Asaron unos pescados en una fogata y se pusieron a comer no habían comido desde el día anterior, realmente morían de hambre. Inuyasha después de comer se separó del grupo, cosa que hacía constante mente.
Después de que kagome se fuera a su época, se separaba muy seguido, por lo general después de comer, se ponía a reflexionar y pensar que estaría haciendo en ese momento la humana futurista.
Luego de haber caminado mucho se topó con un prado de flores, percibió un olor extraño, no lo conocía y le daba curiosidad, ¿una nueva flor? ¿un animal? no lo sabía. lo que sabía era que salir a caminar le ayudaba a pensar.
Mientras emprendía el regreso a donde estaban sus amigos, no se percató que traspaso una barrera de protección.
Sin saberlo entro a la barrera y se encontró con un enorme árbol.
En medio de él, descansaba una mujer, se acercó para verla mejor y ahí estaba ella... Kikyo. Con un semblante pacifico.
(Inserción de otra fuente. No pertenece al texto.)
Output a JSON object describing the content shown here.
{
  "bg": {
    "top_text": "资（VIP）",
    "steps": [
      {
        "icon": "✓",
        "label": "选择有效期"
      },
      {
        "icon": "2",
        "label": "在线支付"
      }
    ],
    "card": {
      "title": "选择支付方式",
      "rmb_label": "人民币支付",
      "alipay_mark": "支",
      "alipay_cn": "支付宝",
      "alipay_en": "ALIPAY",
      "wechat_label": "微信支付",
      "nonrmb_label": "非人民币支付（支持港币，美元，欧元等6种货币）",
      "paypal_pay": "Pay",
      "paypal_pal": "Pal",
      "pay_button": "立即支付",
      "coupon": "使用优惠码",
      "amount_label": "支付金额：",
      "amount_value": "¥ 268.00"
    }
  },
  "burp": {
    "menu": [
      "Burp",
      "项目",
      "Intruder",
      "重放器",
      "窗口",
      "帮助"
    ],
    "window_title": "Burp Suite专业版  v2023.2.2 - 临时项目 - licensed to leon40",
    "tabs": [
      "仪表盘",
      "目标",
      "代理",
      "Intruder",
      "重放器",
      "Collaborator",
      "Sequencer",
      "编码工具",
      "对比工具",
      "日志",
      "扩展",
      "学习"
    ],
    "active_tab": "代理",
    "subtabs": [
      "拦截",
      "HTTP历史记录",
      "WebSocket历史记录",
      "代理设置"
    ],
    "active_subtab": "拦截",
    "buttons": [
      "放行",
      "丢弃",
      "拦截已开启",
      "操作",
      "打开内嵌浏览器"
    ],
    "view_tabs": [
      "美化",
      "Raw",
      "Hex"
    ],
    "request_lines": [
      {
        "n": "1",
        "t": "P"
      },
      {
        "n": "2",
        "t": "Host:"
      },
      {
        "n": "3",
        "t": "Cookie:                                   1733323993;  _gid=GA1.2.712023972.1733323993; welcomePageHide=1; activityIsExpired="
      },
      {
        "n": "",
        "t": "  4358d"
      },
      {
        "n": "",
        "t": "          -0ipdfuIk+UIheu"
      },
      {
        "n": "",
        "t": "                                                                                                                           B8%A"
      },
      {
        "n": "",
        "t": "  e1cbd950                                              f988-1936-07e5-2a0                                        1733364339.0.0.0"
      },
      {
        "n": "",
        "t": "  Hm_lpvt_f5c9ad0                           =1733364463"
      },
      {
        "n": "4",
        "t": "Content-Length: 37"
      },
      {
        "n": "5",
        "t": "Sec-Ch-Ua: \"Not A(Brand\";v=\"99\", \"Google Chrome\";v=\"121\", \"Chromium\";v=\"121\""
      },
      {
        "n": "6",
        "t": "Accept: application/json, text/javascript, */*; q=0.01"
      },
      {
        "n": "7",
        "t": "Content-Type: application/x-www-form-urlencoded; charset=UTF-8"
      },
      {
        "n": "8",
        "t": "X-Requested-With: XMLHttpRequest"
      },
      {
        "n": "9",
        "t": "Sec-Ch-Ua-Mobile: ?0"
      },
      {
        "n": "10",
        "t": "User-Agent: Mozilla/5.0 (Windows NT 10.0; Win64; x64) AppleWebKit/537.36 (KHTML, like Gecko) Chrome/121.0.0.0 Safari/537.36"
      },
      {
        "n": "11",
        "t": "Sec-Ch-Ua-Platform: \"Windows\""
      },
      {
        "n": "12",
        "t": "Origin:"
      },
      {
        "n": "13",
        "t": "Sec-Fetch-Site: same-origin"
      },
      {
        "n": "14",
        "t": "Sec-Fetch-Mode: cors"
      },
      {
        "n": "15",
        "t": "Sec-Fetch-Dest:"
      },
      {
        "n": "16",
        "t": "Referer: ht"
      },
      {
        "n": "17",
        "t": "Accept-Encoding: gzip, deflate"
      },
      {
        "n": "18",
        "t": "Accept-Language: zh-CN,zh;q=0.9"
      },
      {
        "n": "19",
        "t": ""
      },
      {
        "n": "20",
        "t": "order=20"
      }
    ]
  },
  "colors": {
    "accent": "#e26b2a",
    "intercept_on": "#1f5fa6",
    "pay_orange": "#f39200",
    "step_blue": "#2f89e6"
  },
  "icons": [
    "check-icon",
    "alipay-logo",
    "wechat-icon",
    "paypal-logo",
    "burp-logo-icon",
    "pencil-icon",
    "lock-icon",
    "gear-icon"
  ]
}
De la nada las serpientes devoradoras de almas los rodearon y una a una metieron dentro del cuerpo de barro las almas robadas que sin duda necesitaba.
Miro a su alrededor y recién ahora lo notaba, ¿una barrera? no se había dado cuenta hasta ese momento, ¿acaso solo él podía ingresar en la misma?, la miro fijamente y espero a que ella pudiera moverse por cuenta propia. ¿lo estaba esperando a él?
Ella al despertar se sorprendió, no imaginaba encontrarse con unos ojos dorados que la veían directamente. Lo miro durante un largo tiempo y le pregunto qué hacia el allí, ya que ella había puesto una barrera de protección para que nadie entrara en ella, le parecía extraño tal vez se estaba ¿debilitando? No lo sabía, después lo descubriría.
-Inuyasha que haces en este lugar... Si aquella chiquilla se entera que estas aquí se enojara contigo ¿porque mejor no te vas? - dijo con un tono entre irritación y burla.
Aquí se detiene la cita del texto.